As his art seeps and then floods into his personal life, Hoffman seems to become stuck in a bleary-eyed trance between fantasy and reality. In ‘The Master’, Hoffman’s character boasts, “I am a writer, a doctor, a nuclear physicist, and a theoretical philosopher. But above all, I am a man, a hopelessly inquisitive man, just like you.” Yet he simmers with self-doubt, erupting when his sense of self-importance is punctured. As a violinist in ‘A Late Quartet’, Hoffman’s character sees a path for his own advancement and reacts with profound frustration and dejection when his colleagues counter him.

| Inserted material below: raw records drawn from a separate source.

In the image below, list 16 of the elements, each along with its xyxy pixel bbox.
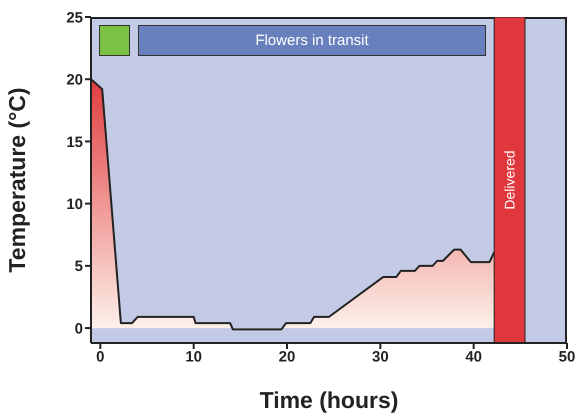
x-tick-label: 30 <box>372 348 389 366</box>
y-tick-label: 20 <box>66 72 83 89</box>
y-tick-label: 5 <box>74 258 83 276</box>
x-tick-label: 0 <box>96 348 105 366</box>
x-tick-label: 20 <box>278 348 296 366</box>
y-axis-title: Temperature (°C) <box>4 87 30 273</box>
y-tick-label: 25 <box>66 9 83 26</box>
y-tick-label: 0 <box>74 320 83 338</box>
y-tick-label: 10 <box>66 196 83 213</box>
x-axis-title: Time (hours) <box>260 387 398 413</box>
band-label: Delivered <box>502 150 518 210</box>
x-tick-label: 40 <box>465 348 482 366</box>
label-box: Flowers in transit <box>138 25 486 56</box>
x-tick-label: 10 <box>185 348 202 366</box>
x-tick-label: 50 <box>558 348 576 366</box>
y-tick-label: 15 <box>66 134 83 151</box>
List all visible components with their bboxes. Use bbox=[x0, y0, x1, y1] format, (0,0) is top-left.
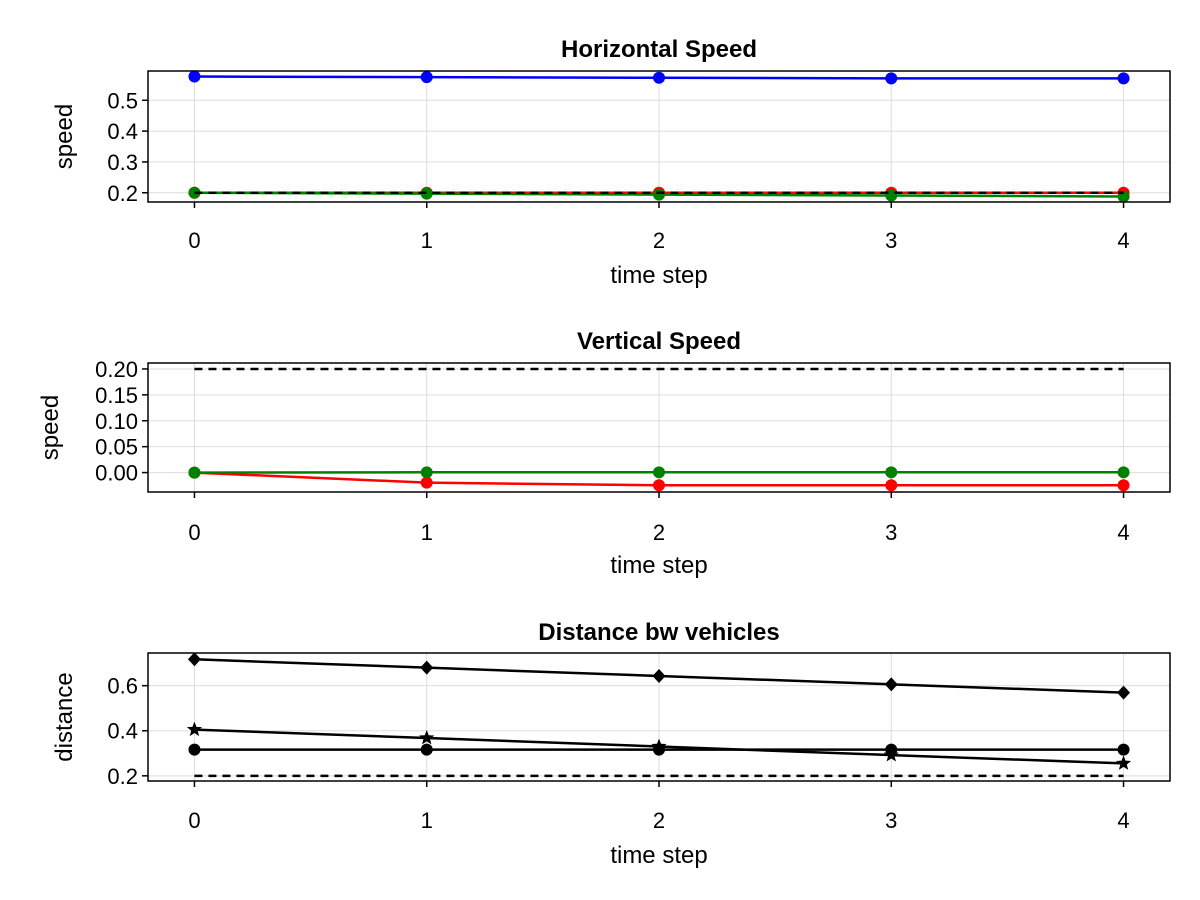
x-tick-label: 3 bbox=[885, 808, 897, 833]
data-point bbox=[419, 729, 435, 745]
data-point bbox=[420, 187, 433, 200]
data-point bbox=[1117, 685, 1131, 700]
data-point bbox=[1117, 466, 1130, 479]
chart-panel-2: 0 1 2 3 4 0.000.050.100.150.20 Vertical Speed t… bbox=[37, 328, 1171, 579]
x-tick-label: 3 bbox=[885, 228, 897, 253]
data-point bbox=[420, 660, 434, 675]
data-point bbox=[187, 652, 201, 667]
x-tick-label: 1 bbox=[421, 520, 433, 545]
y-axis-label: distance bbox=[51, 672, 78, 761]
y-tick-label: 0.00 bbox=[95, 461, 138, 486]
x-tick-label: 1 bbox=[421, 228, 433, 253]
chart-panel-1: 0 1 2 3 4 0.2 0.3 0.4 0.5 Horizontal Speed time st… bbox=[51, 36, 1171, 289]
data-point bbox=[885, 743, 898, 756]
data-point bbox=[188, 70, 201, 83]
y-tick-label: 0.15 bbox=[95, 383, 138, 408]
x-axis-label: time step bbox=[610, 842, 707, 869]
data-point bbox=[884, 677, 898, 692]
data-point bbox=[885, 72, 898, 85]
data-point bbox=[188, 743, 201, 756]
data-point bbox=[885, 479, 898, 492]
x-tick-label: 2 bbox=[653, 228, 665, 253]
x-axis-label: time step bbox=[610, 552, 707, 579]
y-tick-label: 0.4 bbox=[107, 119, 138, 144]
x-tick-label: 4 bbox=[1117, 228, 1129, 253]
data-point bbox=[420, 476, 433, 489]
y-tick-label: 0.05 bbox=[95, 435, 138, 460]
x-tick-label: 4 bbox=[1117, 520, 1129, 545]
x-tick-label: 3 bbox=[885, 520, 897, 545]
data-point bbox=[653, 71, 665, 84]
data-point bbox=[1117, 743, 1130, 756]
y-tick-label: 0.2 bbox=[107, 764, 138, 789]
data-point bbox=[420, 71, 433, 84]
y-tick-label: 0.2 bbox=[107, 181, 138, 206]
x-tick-label: 2 bbox=[653, 520, 665, 545]
data-point bbox=[653, 466, 665, 479]
x-tick-label: 0 bbox=[188, 228, 200, 253]
chart-panel-3: 0 1 2 3 4 0.2 0.4 0.6 Distance bw vehicles time s… bbox=[51, 619, 1171, 869]
data-point bbox=[420, 743, 433, 756]
x-axis-label: time step bbox=[610, 262, 707, 289]
y-tick-label: 0.20 bbox=[95, 357, 138, 382]
data-point bbox=[1115, 755, 1132, 770]
data-point bbox=[188, 466, 201, 479]
data-point bbox=[653, 188, 665, 201]
chart-title: Horizontal Speed bbox=[561, 36, 757, 63]
y-tick-label: 0.4 bbox=[107, 719, 138, 744]
data-point bbox=[885, 466, 898, 479]
data-point bbox=[420, 466, 433, 479]
x-tick-label: 2 bbox=[653, 808, 665, 833]
data-point bbox=[653, 743, 665, 756]
y-axis-label: speed bbox=[51, 104, 78, 169]
y-tick-label: 0.3 bbox=[107, 150, 138, 175]
data-point bbox=[652, 668, 666, 683]
data-point bbox=[885, 189, 898, 202]
x-tick-label: 0 bbox=[188, 520, 200, 545]
data-point bbox=[186, 721, 203, 737]
x-tick-label: 4 bbox=[1117, 808, 1129, 833]
y-axis-label: speed bbox=[37, 395, 64, 460]
chart-title: Distance bw vehicles bbox=[538, 619, 779, 646]
x-tick-label: 0 bbox=[188, 808, 200, 833]
y-tick-label: 0.10 bbox=[95, 409, 138, 434]
x-tick-label: 1 bbox=[421, 808, 433, 833]
data-point bbox=[1117, 479, 1130, 492]
data-point bbox=[1117, 72, 1130, 85]
data-point bbox=[653, 479, 665, 492]
y-tick-label: 0.6 bbox=[107, 674, 138, 699]
y-tick-label: 0.5 bbox=[107, 88, 138, 113]
chart-title: Vertical Speed bbox=[577, 328, 741, 355]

There is a reason Hoffman is considered by so many to be the greatest actor in history. His vain striving in the face of the void is a fundamental encapsulation of the human experience.
In an industry often full of gossip and intrigue, Hoffman was universally beloved. His funeral Mass was attended by friends ranging from Ethan Hawke to Julianne Moore to Chris Rock. At the 90th Academy Awards, Sam Rockwell dedicated his Oscar win to Hoffman, and Cate Blanchett paid tribute to him when she won a BAFTA for her performance in ‘Blue Jasmine’. In his honor, close friend David Bar Katz created the American Playwriting Foundation, which annually awards $45,000 to the author of an unproduced play. At the Rochester Teen Film Festival, the creators of the film deemed best by judges are given the ‘Philip Seymour Hoffman Award’.
Hoffman was this weighty, momentous presence, but he was also delightful, charming, and funny. In ‘Almost Famous’, he plays the mentor to Patrick Fugit’s aspiring music journalist, giving paternalistic advice with easygoing, honest chemistry. His nervous sycophantic teetering in ‘The Big Lebowski’ is a hilarious standout moment in a movie full of them. Perhaps the silliest moment in Hoffman’s career is the sweaty basketball scene in Ben Stiller’s ‘Along Came Polly’. At the risk of stretching the ‘liquid’ motif to its breaking point, Hoffman’s character sweats with unearned confidence on the court, nonsensically shouting “Raindance!” as he repeatedly misses two-pointers. It’s perhaps one of the sweetest ways to remember the actor, as a sometimes wrongheaded, always bighearted artist who loved the world enough to give it his very best.